Ion Conductor Design for All-Solid-State Lithium Batteries and Alkaline Fuel Cells

Climate change, driven by the burning of fossil fuels, remains one of the greatest global challenges. To reduce emissions while maintaining modern living standards, a rapid transition to renewable energy is essential. However, this shift is constrained by limitations in current energy storage technologies. The intermittency of renewable sources, growing electrification of transportation, and widespread use of electronic devices underscore the urgent need for next-generation electrochemical systems, such as lithium-ion batteries (LIBs) and fuel cells.

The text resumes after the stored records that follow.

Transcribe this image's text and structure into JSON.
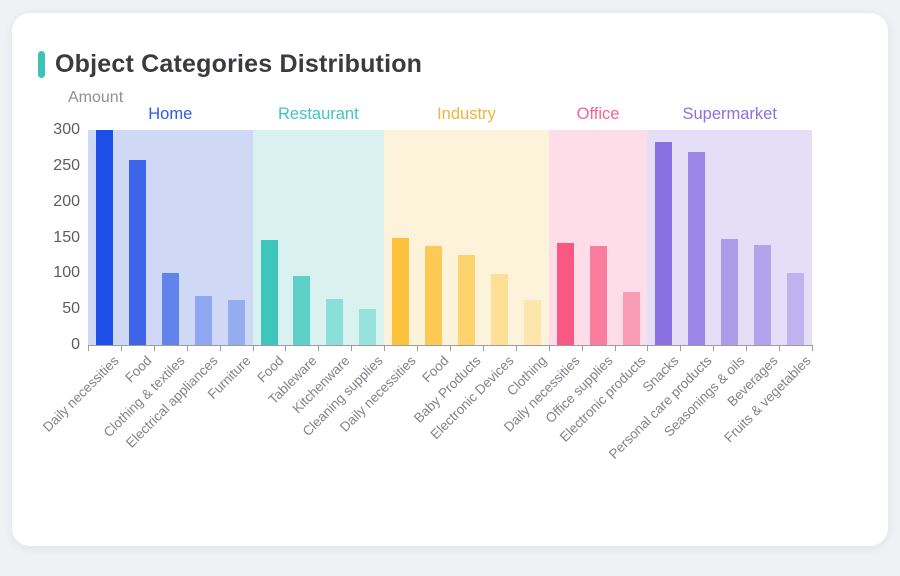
{
  "card": {
    "title": "Object Categories Distribution",
    "accent_color": "#3cc3b5"
  },
  "chart_data": {
    "type": "bar",
    "title": "Object Categories Distribution",
    "xlabel": "",
    "ylabel": "Amount",
    "ylim": [
      0,
      300
    ],
    "yticks": [
      0,
      50,
      100,
      150,
      200,
      250,
      300
    ],
    "grid": false,
    "legend_position": "none",
    "axis_color": "#9b9ba3",
    "groups": [
      {
        "name": "Home",
        "label_color": "#2d5be5",
        "band_color": "#cfd9f5",
        "bars": [
          {
            "label": "Daily necessities",
            "value": 300,
            "color": "#1d4fe8"
          },
          {
            "label": "Food",
            "value": 258,
            "color": "#3e64e9"
          },
          {
            "label": "Clothing & textiles",
            "value": 101,
            "color": "#6282ec"
          },
          {
            "label": "Electrical appliances",
            "value": 68,
            "color": "#8fa6f0"
          },
          {
            "label": "Furniture",
            "value": 63,
            "color": "#96acf0"
          }
        ]
      },
      {
        "name": "Restaurant",
        "label_color": "#3fc7bd",
        "band_color": "#d9f2f0",
        "bars": [
          {
            "label": "Food",
            "value": 147,
            "color": "#3ec6bd"
          },
          {
            "label": "Tableware",
            "value": 96,
            "color": "#5fd0c8"
          },
          {
            "label": "Kitchenware",
            "value": 64,
            "color": "#8adfd9"
          },
          {
            "label": "Cleaning supplies",
            "value": 50,
            "color": "#98e2dc"
          }
        ]
      },
      {
        "name": "Industry",
        "label_color": "#eeb53e",
        "band_color": "#fdf3da",
        "bars": [
          {
            "label": "Daily necessities",
            "value": 150,
            "color": "#fcc23c"
          },
          {
            "label": "Food",
            "value": 138,
            "color": "#fcca55"
          },
          {
            "label": "Baby Products",
            "value": 126,
            "color": "#fdd36e"
          },
          {
            "label": "Electronic Devices",
            "value": 99,
            "color": "#fddf95"
          },
          {
            "label": "Clothing",
            "value": 63,
            "color": "#fee5ab"
          }
        ]
      },
      {
        "name": "Office",
        "label_color": "#fa6390",
        "band_color": "#fedde9",
        "bars": [
          {
            "label": "Daily necessities",
            "value": 142,
            "color": "#f95883"
          },
          {
            "label": "Office supplies",
            "value": 138,
            "color": "#fa7d9d"
          },
          {
            "label": "Electronic products",
            "value": 74,
            "color": "#fb9cb5"
          }
        ]
      },
      {
        "name": "Supermarket",
        "label_color": "#8b72e0",
        "band_color": "#e4def7",
        "bars": [
          {
            "label": "Snacks",
            "value": 283,
            "color": "#8a70e2"
          },
          {
            "label": "Personal care products",
            "value": 270,
            "color": "#9c86e7"
          },
          {
            "label": "Seasonings & oils",
            "value": 148,
            "color": "#ac9cea"
          },
          {
            "label": "Beverages",
            "value": 140,
            "color": "#b2a3ec"
          },
          {
            "label": "Fruits & vegetables",
            "value": 100,
            "color": "#bfb3ef"
          }
        ]
      }
    ]
  }
}
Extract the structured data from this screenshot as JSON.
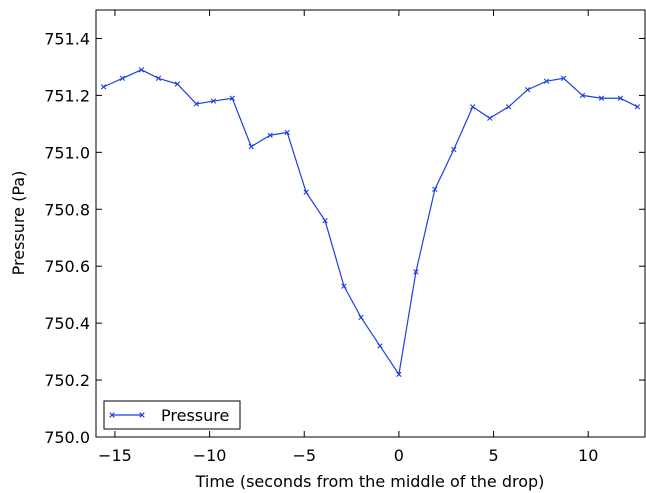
{
  "chart_data": {
    "type": "line",
    "title": "",
    "xlabel": "Time (seconds from the middle of the drop)",
    "ylabel": "Pressure (Pa)",
    "xlim": [
      -16,
      13
    ],
    "ylim": [
      750.0,
      751.5
    ],
    "xticks": [
      -15,
      -10,
      -5,
      0,
      5,
      10
    ],
    "xtick_labels": [
      "−15",
      "−10",
      "−5",
      "0",
      "5",
      "10"
    ],
    "yticks": [
      750.0,
      750.2,
      750.4,
      750.6,
      750.8,
      751.0,
      751.2,
      751.4
    ],
    "ytick_labels": [
      "750.0",
      "750.2",
      "750.4",
      "750.6",
      "750.8",
      "751.0",
      "751.2",
      "751.4"
    ],
    "grid": false,
    "legend_position": "lower-left",
    "series": [
      {
        "name": "Pressure",
        "color": "#1f3fe0",
        "marker": "x",
        "x": [
          -15.6,
          -14.6,
          -13.6,
          -12.7,
          -11.7,
          -10.7,
          -9.8,
          -8.8,
          -7.8,
          -6.8,
          -5.9,
          -4.9,
          -3.9,
          -2.9,
          -2.0,
          -1.0,
          0.0,
          0.9,
          1.9,
          2.9,
          3.9,
          4.8,
          5.8,
          6.8,
          7.8,
          8.7,
          9.7,
          10.7,
          11.7,
          12.6
        ],
        "y": [
          751.23,
          751.26,
          751.29,
          751.26,
          751.24,
          751.17,
          751.18,
          751.19,
          751.02,
          751.06,
          751.07,
          750.86,
          750.76,
          750.53,
          750.42,
          750.32,
          750.22,
          750.58,
          750.87,
          751.01,
          751.16,
          751.12,
          751.16,
          751.22,
          751.25,
          751.26,
          751.2,
          751.19,
          751.19,
          751.16
        ]
      }
    ]
  }
}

In conventional LIBs, carbonate-based liquid electrolytes pose safety risks due to their flammability and volatility. Solid-state electrolytes offer improved thermal stability but often suffer from low ionic conductivity at room temperature. To address this, a novel electrolyte composed of a tetrathiafulvalene-tetracyanoquinodimethane (TTF-TCNQ) charge-transfer (CT) complex and lithium bis(trifluoromethylsulfonylimide) (LiTFSI) was developed. The system demonstrates fast ion transport facilitated by trace water, which promotes salt dissociation, and thermal annealing, which enhances interfacial interactions. A composition with a 1-1-2-0.45 molar ratio of TTF-TCNQ-LiTFSI-H2O achieves an ionic conductivity of 2 × 10?³ S/cm at 25 °C. To evaluate the broader applicability of CT complexes, TTF-TCNQ was integrated into various polymer matrices and salts. Across all systems, ionic conductivity increased markedly. In addition to batteries, this work explores new anion exchange membranes (AEMs) for intermediate-temperature fuel cells. A novel synthetic approach using Friedel–Crafts hydroxyalkylation yields block copolymer membranes with microphase-separated morphology and strong alkaline stability. These membranes show high conductivity (67 mS/cm at 80 °C) and retain structural integrity after prolonged alkaline exposure.